“Is that book you have there a novel?” Luiza asked him.
“No,” he responded in an important tone; “it is a treatise of Dr. Lee on the diseases of women.”
Luiza blushed, and Bazilio, repressing a smile, asked her what had become of Raphaela Grijo, who used to come sometimes to the house in the street of the Magdalena,—the lady who wore spectacles, and had a brother-in-law who stammered.
“Her husband died, and she married her brother-in-law afterwards,” Luiza answered.
“What! the one who stammered?”
“Yes; and they have a child who stammers also.”
“A family conversation in that house must be amusing! And Donna Eugenia, the wife of Braga?”
Here Julião, unable to endure his position any longer, rose.
“I am in a hurry,” he said in a choking voice, “and I can stay no longer. When you write to Jorge, remember me to him.”
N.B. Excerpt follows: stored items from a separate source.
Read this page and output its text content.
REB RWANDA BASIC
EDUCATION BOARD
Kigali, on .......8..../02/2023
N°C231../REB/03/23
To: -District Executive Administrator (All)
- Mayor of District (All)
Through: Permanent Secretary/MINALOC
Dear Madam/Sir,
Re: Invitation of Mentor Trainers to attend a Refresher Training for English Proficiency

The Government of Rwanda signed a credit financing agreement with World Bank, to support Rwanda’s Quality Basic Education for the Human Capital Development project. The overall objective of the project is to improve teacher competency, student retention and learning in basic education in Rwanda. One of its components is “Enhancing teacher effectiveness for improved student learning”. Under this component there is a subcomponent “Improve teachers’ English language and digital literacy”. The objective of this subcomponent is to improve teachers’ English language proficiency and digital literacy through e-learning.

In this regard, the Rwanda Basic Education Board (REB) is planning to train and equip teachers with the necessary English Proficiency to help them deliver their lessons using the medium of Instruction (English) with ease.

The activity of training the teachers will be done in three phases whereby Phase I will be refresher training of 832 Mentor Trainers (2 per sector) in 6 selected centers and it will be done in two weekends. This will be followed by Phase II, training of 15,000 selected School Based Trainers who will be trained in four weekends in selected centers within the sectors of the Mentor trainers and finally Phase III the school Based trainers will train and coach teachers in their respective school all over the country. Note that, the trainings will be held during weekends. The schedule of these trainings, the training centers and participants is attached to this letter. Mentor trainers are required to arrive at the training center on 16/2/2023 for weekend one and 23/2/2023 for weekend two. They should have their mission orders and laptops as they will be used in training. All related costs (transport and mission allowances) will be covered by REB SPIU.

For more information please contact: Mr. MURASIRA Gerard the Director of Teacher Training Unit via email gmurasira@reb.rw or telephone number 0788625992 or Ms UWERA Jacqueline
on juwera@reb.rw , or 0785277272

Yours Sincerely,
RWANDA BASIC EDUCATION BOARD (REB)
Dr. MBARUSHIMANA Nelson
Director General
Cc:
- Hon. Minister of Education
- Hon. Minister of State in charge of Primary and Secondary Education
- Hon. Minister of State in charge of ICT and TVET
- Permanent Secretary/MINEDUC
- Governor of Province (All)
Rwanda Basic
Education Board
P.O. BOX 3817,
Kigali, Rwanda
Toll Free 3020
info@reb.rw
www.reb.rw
He hardly bent his head to Bazilio. But when he looked for his hat he could not find it; it had rolled under a chair. He got entangled in the portière, he struck himself violently against the closed door, and went out at last, furious, his heart filled with hatred towards Luiza, Jorge, wealth, and life itself; and thinking too late of the ironical words, the apt retorts, with which he ought to have crushed that fool and that silly woman.